Ces Français patriotes n’en pouvaient plus de supporter l’occupant parvenu à l’excellence dans la pratique du pillage, dans l’art de la domination. Ils n’en pouvaient plus de devoir sans cesse parler bas, étouffer leurs convictions, quémander une autorisation, baisser le volume de leur radio, camoufler leurs lumières, obscurcir leurs fenêtres, se méfier des voisins, descendre d’un trottoir pour laisser passer les vainqueurs. De toutes ces frustrations sont nés leur courage et leur audace.
Ils n’avaient pas d’armes ni de fortune mais une volonté farouche de bouter les oppresseurs hors de France. Ils avaient tout simplement leur amour propre et le sens du devoir. Ils ne reconnaissaient plus la France indépendante, équitable, fraternelle qu’on leur avait enseignée : celle de l’esprit des lumières, celle de Victor Hugo, le pays des Droits de l’homme
D’ailleurs quels droits leur restait-il ? Où étaient passés, le respect de l’autre et de sa différence, la liberté, l’égalité, la fraternité qui préconisent le droit d’asile, le droit de s’exprimer, de penser, de se déplacer. Le droit de vivre tout simplement  ! Ils ne reconnaissaient plus les rues de leurs villes sans les statues déboulonnées par les occupants pour forger leurs canons. Ils détestaient le bruit de leurs bottes dans les rues, celui assourdissant et narquois de leur fanfare sous les kiosques de nos jardins publics.
Alors, dans un trop plein d’angoisse et de chagrin, chacun d’eux a choisi d’agir. Chacun d’eux, ulcéré par l’arrogance des nazis a décidé de «résister ». Permettez-moi d’emprunter à Mark Twain cette très belle formule : « Ils ne savaient pas que c’était impossible, alors ils l’ont fait ! »

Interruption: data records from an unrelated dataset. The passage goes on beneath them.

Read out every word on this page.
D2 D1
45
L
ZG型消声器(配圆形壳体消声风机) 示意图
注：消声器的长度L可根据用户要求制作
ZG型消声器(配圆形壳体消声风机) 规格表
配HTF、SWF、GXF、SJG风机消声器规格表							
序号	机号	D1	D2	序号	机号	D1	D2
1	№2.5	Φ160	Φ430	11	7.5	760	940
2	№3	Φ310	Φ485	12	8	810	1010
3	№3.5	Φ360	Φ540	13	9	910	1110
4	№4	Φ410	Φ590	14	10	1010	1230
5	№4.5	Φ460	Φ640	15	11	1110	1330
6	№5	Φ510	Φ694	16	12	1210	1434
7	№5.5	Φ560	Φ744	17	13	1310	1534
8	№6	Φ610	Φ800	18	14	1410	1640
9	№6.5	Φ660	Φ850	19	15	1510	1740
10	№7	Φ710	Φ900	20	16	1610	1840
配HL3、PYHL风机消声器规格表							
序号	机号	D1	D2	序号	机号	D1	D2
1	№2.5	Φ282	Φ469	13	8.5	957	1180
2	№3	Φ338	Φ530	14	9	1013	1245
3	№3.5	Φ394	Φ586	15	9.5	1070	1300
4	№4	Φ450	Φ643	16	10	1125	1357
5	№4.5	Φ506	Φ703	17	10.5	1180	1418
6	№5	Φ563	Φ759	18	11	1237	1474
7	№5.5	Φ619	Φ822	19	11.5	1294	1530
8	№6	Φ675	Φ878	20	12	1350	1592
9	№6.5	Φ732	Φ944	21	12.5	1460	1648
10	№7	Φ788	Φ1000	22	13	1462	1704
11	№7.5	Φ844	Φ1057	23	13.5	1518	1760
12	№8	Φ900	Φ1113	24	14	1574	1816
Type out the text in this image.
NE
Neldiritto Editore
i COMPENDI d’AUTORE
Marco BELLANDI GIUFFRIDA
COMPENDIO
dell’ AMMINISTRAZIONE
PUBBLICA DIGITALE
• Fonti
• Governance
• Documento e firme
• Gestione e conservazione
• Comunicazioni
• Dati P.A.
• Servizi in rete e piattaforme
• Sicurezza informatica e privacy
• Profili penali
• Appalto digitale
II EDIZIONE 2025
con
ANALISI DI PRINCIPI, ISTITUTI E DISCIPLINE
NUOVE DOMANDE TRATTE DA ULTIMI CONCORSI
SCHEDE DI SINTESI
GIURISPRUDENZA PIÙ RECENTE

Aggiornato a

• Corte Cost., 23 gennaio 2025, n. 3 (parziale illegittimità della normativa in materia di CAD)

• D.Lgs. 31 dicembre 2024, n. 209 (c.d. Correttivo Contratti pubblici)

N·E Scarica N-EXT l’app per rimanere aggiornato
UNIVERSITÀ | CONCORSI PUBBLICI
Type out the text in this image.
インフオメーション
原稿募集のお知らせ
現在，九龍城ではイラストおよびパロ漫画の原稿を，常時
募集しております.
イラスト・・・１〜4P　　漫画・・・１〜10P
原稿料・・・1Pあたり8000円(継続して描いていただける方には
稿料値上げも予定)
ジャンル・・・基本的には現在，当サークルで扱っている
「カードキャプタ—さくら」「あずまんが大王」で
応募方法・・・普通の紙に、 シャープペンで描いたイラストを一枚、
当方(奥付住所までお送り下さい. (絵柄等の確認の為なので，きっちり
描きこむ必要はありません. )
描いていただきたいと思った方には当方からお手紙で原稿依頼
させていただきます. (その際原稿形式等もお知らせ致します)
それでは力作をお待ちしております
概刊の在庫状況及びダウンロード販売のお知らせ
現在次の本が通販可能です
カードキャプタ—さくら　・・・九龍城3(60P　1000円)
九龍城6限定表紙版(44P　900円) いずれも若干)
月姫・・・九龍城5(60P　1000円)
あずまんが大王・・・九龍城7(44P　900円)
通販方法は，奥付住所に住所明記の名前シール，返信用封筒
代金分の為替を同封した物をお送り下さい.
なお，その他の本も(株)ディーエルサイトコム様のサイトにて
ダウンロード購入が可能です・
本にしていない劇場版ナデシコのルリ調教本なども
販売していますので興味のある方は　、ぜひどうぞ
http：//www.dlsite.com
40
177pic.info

Ils ont fait comme ils ont pu : arraché des affiches, distribué des tracts, saboté des voitures allemandes, des locomotives, déboulonné des rails, renversé un kiosque de presse allemande, incendié un dépôt de paille, dérobé des tampons dans les mairies, fabriqué des faux papiers, caché des fugitifs.

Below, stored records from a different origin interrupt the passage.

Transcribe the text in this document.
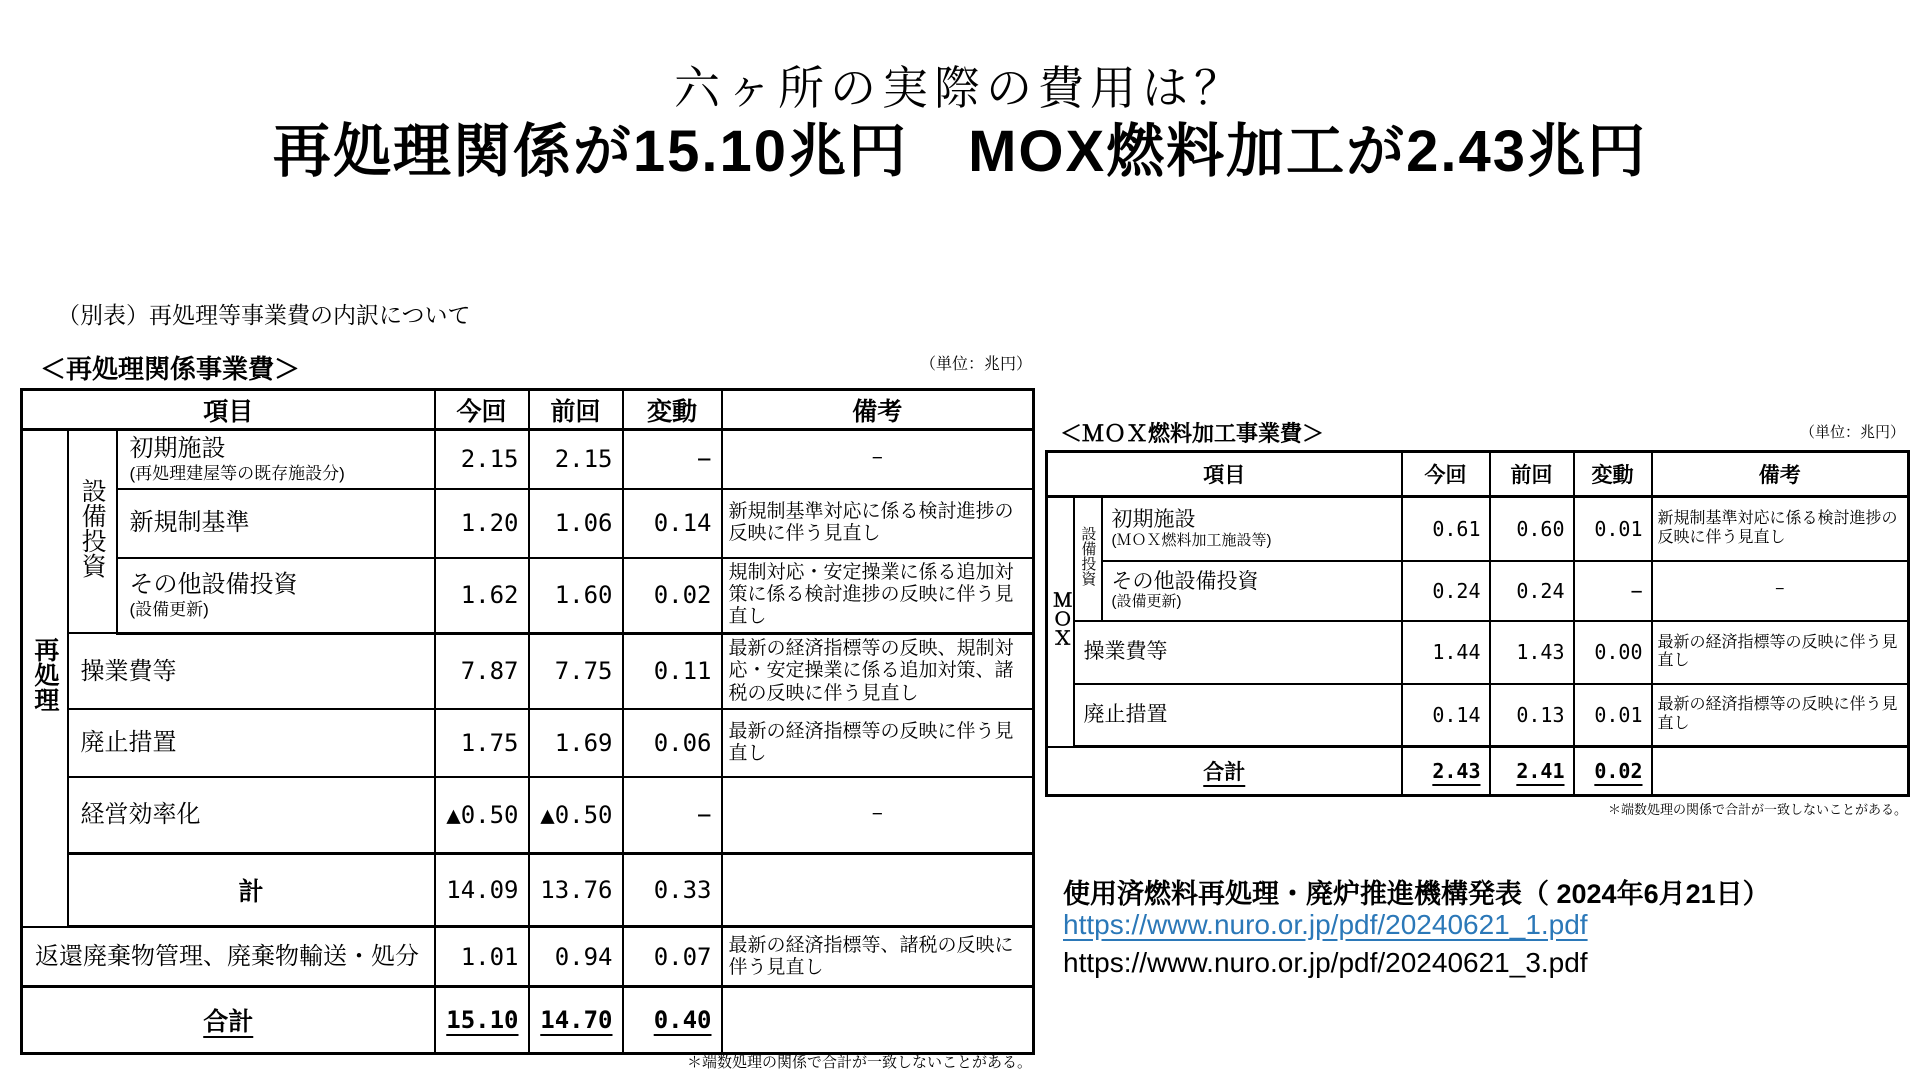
六ヶ所の実際の費用は？
再処理関係が15.10兆円　MOX燃料加工が2.43兆円
（別表）再処理等事業費の内訳について
＜再処理関係事業費＞	（単位：兆円）
項目			今回	前回	変動	備考
再処理	設備投資	初期施設
(再処理建屋等の既存施設分)	2.15	2.15	−	−

		新規制基準	1.20	1.06	0.14	新規制基準対応に係る検討進捗の反映に伴う見直し

		その他設備投資
(設備更新)	1.62	1.60	0.02	規制対応・安定操業に係る追加対策に係る検討進捗の反映に伴う見直し

	操業費等		7.87	7.75	0.11	最新の経済指標等の反映、規制対応・安定操業に係る追加対策、諸税の反映に伴う見直し

	廃止措置		1.75	1.69	0.06	最新の経済指標等の反映に伴う見直し

	経営効率化		▲0.50	▲0.50	−	−
	計		14.09	13.76	0.33	

返還廃棄物管理、廃棄物輸送・処分			1.01	0.94	0.07	最新の経済指標等、諸税の反映に伴う見直し
合計			15.10	14.70	0.40	
＊端数処理の関係で合計が一致しないことがある。
＜ＭＯＸ燃料加工事業費＞	（単位：兆円）
項目			今回	前回	変動	備考
ＭＯＸ	設備投資	初期施設
(ＭＯＸ燃料加工施設等)	0.61	0.60	0.01	新規制基準対応に係る検討進捗の反映に伴う見直し

		その他設備投資
(設備更新)	0.24	0.24	−	−

	操業費等		1.44	1.43	0.00	最新の経済指標等の反映に伴う見直し

	廃止措置		0.14	0.13	0.01	最新の経済指標等の反映に伴う見直し
合計			2.43	2.41	0.02	
＊端数処理の関係で合計が一致しないことがある。
使用済燃料再処理・廃炉推進機構発表（ 2024年6月21日）
https://www.nuro.or.jp/pdf/20240621_1.pdf
https://www.nuro.or.jp/pdf/20240621_3.pdf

Et c’est pour cela, pour leur patriotisme, que les uns après les autres, ils ont été arrêtés, emprisonnés, interrogés, torturés. Entre 1942 et 1944, les fusillés de Belle-Beille sont tous descendus d’un camion, les mains liées derrière le dos. Ils ont été attachés un par un au poteau. Presque tous ont refusé d’avoir les yeux bandés.
Ces hommes-là, n’ont reçu pour leur sacrifice ni titre ni ruban. L’honneur pour eux ne tenait pas dans une médaille. L’honneur tenait dans les actes et dans le mobile de leurs actes.
Leur sacrifice était énorme, le cadeau qu’ils nous ont fait somptueux. Ils nous ont gagné 75  ans de Paix ! Mais ils nous ont surtout donné un exemple bouleversant de civisme et de citoyenneté. Les oublier serait un déni.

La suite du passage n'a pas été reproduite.